Setelah terjadi kesepakan sewa speedboat, tujuan pertama saya adalah Pulau Zum-Zum. Pulau Zum-Zum terletak tidak terlalu jauh dari Pelabuhan Daruba. Untuk menuju Pulau ini hanya ditempuh dengan waktu 30 menit. Pulau Zum-Zum berhadapan langsung dengan samudera pasifik yang memiliki letak strategis pada Perang dunia ke-II. Pulau Zum-Zum merupakan saksi bisu terjadinya perang dunia ke-II. Pulau Zum-zum juga dinamakan Pulau Mac Arthur. karena pada masa Perang Dunia ke-II, pulau ini pernah ditinggali oleh Jenderal MacArthur, pemimpin pasukan sekutu untuk kawasan Asia Pasifik pada masa perang tersebut. Di Pulau Zum-Zum ini juga terdapat Monumen Mac Arthur sebagai tanda bahwa jenderal tersbeut pernah tinggal di Pulau tersebut. Selain menyimpan cerita sejarah, Pulau Zum-Zum juga menyimpan keindahan alam yang sangat menakjubkan. Pasir Putih dan jernihnya air menambah keindahan Pulau ini. Selain monument Mac Arthur, di Pulau zum-Zum juga terdapat monument Nakamura dan juga di Pulau ini ada goa sisa persembunyian Mac Arthur. Pulau Zum-Zum merupakan pulau tak berpenghuni dan sayanya pulau ini kurang begitu terawatt terlihat dari banyaknya semak belukar yang menutupi jalan-jalan setapak yang ada di Pulau ini. 

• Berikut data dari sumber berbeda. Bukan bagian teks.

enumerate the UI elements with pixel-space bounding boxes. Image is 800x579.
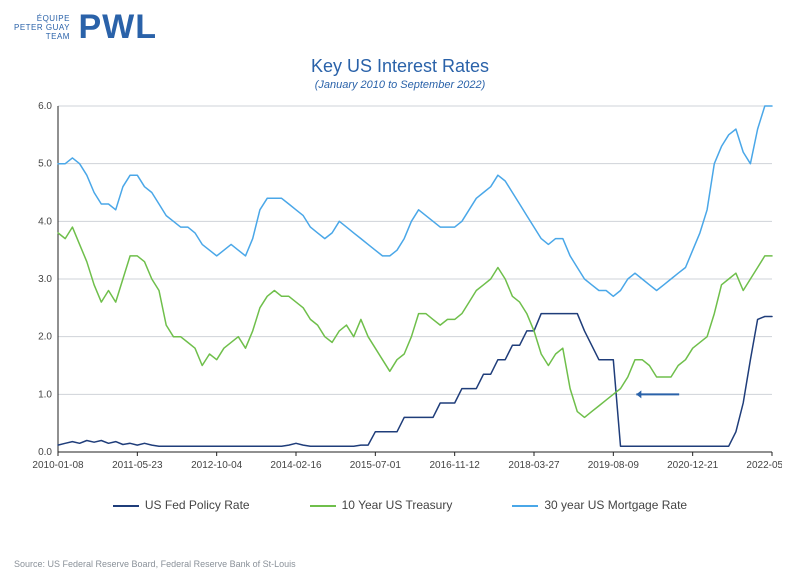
logo-line2: PETER GUAY — [14, 23, 70, 32]
svg-text:1.0: 1.0 — [38, 389, 52, 400]
logo-small-text: ÉQUIPE PETER GUAY TEAM — [14, 14, 70, 41]
chart-legend: US Fed Policy Rate 10 Year US Treasury 30 … — [0, 498, 800, 512]
svg-text:2011-05-23: 2011-05-23 — [112, 460, 163, 471]
svg-text:2012-10-04: 2012-10-04 — [191, 460, 243, 471]
chart-title: Key US Interest Rates — [0, 56, 800, 77]
brand-logo: ÉQUIPE PETER GUAY TEAM PWL — [14, 8, 157, 47]
source-text: Source: US Federal Reserve Board, Federa… — [14, 559, 296, 569]
svg-text:2020-12-21: 2020-12-21 — [667, 460, 719, 471]
legend-item: US Fed Policy Rate — [113, 498, 250, 512]
logo-line3: TEAM — [46, 32, 70, 41]
svg-text:2015-07-01: 2015-07-01 — [350, 460, 402, 471]
svg-text:2014-02-16: 2014-02-16 — [270, 460, 322, 471]
chart-subtitle: (January 2010 to September 2022) — [0, 79, 800, 91]
legend-label: 10 Year US Treasury — [342, 498, 453, 512]
svg-text:2018-03-27: 2018-03-27 — [508, 460, 560, 471]
chart-svg: 0.0 1.0 2.0 3.0 4.0 5.0 6.0 2010-01-08 2011-05-2… — [24, 100, 782, 480]
svg-text:0.0: 0.0 — [38, 447, 52, 458]
legend-item: 30 year US Mortgage Rate — [512, 498, 687, 512]
logo-brand: PWL — [78, 8, 157, 47]
legend-swatch — [310, 505, 336, 507]
chart-title-block: Key US Interest Rates (January 2010 to S… — [0, 56, 800, 91]
legend-item: 10 Year US Treasury — [310, 498, 453, 512]
svg-text:3.0: 3.0 — [38, 274, 52, 285]
svg-text:4.0: 4.0 — [38, 216, 52, 227]
legend-swatch — [113, 505, 139, 507]
svg-text:2.0: 2.0 — [38, 332, 52, 343]
interest-rate-chart: 0.0 1.0 2.0 3.0 4.0 5.0 6.0 2010-01-08 2011-05-2… — [24, 100, 782, 480]
legend-label: US Fed Policy Rate — [145, 498, 250, 512]
svg-text:2022-05-05: 2022-05-05 — [746, 460, 782, 471]
svg-text:2019-08-09: 2019-08-09 — [588, 460, 640, 471]
svg-text:6.0: 6.0 — [38, 101, 52, 112]
svg-text:2016-11-12: 2016-11-12 — [429, 460, 480, 471]
logo-line1: ÉQUIPE — [37, 14, 70, 23]
legend-label: 30 year US Mortgage Rate — [544, 498, 687, 512]
svg-text:5.0: 5.0 — [38, 159, 52, 170]
svg-text:2010-01-08: 2010-01-08 — [32, 460, 84, 471]
legend-swatch — [512, 505, 538, 507]
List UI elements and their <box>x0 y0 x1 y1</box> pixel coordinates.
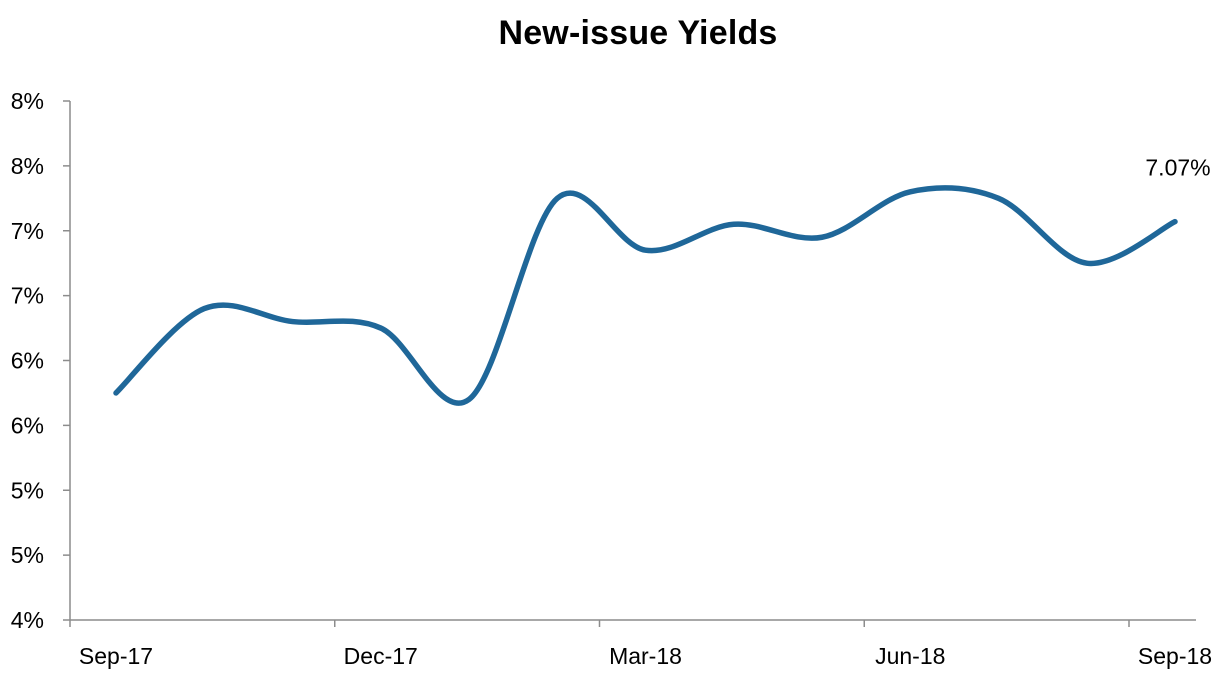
chart-axes <box>69 101 1196 621</box>
chart-series <box>113 185 1178 406</box>
y-tick-label: 7% <box>11 218 44 244</box>
x-tick-label: Dec-17 <box>344 643 418 669</box>
chart-title: New-issue Yields <box>498 14 778 52</box>
chart-ticks: 4% 5% 5% 6% 6% 7% 7% 8% 8% Sep-17 Dec-17 Mar-18 Jun-… <box>11 88 1212 669</box>
chart-annotations: 7.07% <box>1145 155 1210 181</box>
data-label: 7.07% <box>1145 155 1210 181</box>
y-tick-label: 6% <box>11 412 44 438</box>
y-tick-label: 5% <box>11 477 44 503</box>
x-tick-label: Mar-18 <box>609 643 682 669</box>
y-tick-label: 4% <box>11 607 44 633</box>
y-tick-label: 6% <box>11 348 44 374</box>
y-tick-label: 7% <box>11 283 44 309</box>
x-tick-label: Sep-18 <box>1138 643 1212 669</box>
y-tick-label: 8% <box>11 153 44 179</box>
x-tick-label: Jun-18 <box>875 643 945 669</box>
y-tick-label: 5% <box>11 542 44 568</box>
x-tick-label: Sep-17 <box>79 643 153 669</box>
series-line <box>113 185 1178 406</box>
y-tick-label: 8% <box>11 88 44 114</box>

Jenderal Mac Arthur merupakan Jenderal Angkatan Darat pasukan Amerika Serikat di Filiphina pada Tahun 1942, kemudian menjadi komandan pasukan sekutu wilayah asia pasifik barat daya, pada tahun 1942-1945. Jenderal Mac Arthur terkenal dengan strategi “ Leap Frogging” dan slogannya “ I Shall Return” dalam serangan merebut kembali Filiphina. Jenderal Mac Arthur berhasil menguasai Pulau Morotai pada Tahun 1944 yang dijadikan basis penyerangan ke Filiphina. Jenderal Mac Arthur meninggal pada 5 April 1964.
Monumen Mac Arthur
Jernihnya air di Pantai
Monumen Nakamura
Setelah berkeliling Pulau Zum-Zum, saya pun pergi meninggalkan pulau tersebut dan melanjutkan ke Pulau Dodola. Lokasi Pulau dodola tidak jauh dari pulau Zum-zum, hanya memerlukan waktu 15 menit menggunakan speedboat. Pulau Dodola ibarat surganya pulau Morotai atau juga orang-orang sering menyebutnya “Maldives”nya Indonesia. Pulau Dodola terdiri dari Pulau Dodola Besar dan Pulau Dodola Kecil yang disambungkan dengan hamparan Pasir Putih yang halus nan lembut ketika air laut surut. Ketika laut pasang pun kedua pulau ini terhubung dengan jernihnya air laut dan kita masih bisa menyebrangi “jembatan” tersembunyi tersebut karena kedalaman hanya selutut orang dewasa. Di Pulau Dodola tidak ada penghuni tetap akan tetapi di Pulau ini sudah ada beberapa Cottage yang bisa digunakan jika kita ingin bermalam di Pulau ini. Cottage ini milik pemda Morotai yang disewakan dengan harga sewa kurang lebih Rp400.000 per Cottage. Kita dapat menyewanya dengan menghubungi kantor parisiwata di kota Daruba Morotai. Pulau Dodola layak menyandang surganya Pulau Morotai karena Pulau ini masih sangat asri. Kita dapat mengelilingi Pulau ini sambil menikmati birunya air laut. Mengelilingi Pulau dodola kecil hanya memerlukan waktu 15 menit kita dapat melihat keindahan Pulau dodola dari beberapa sisi. Selain itu Pulau Dodola juga memiliki beberapa Spot Snorkling dan Diving. Dan di beberapa Spot juga kita dapat melihat sisa-sisa kapal dan pesawat perang dunia ke-II yang karam. 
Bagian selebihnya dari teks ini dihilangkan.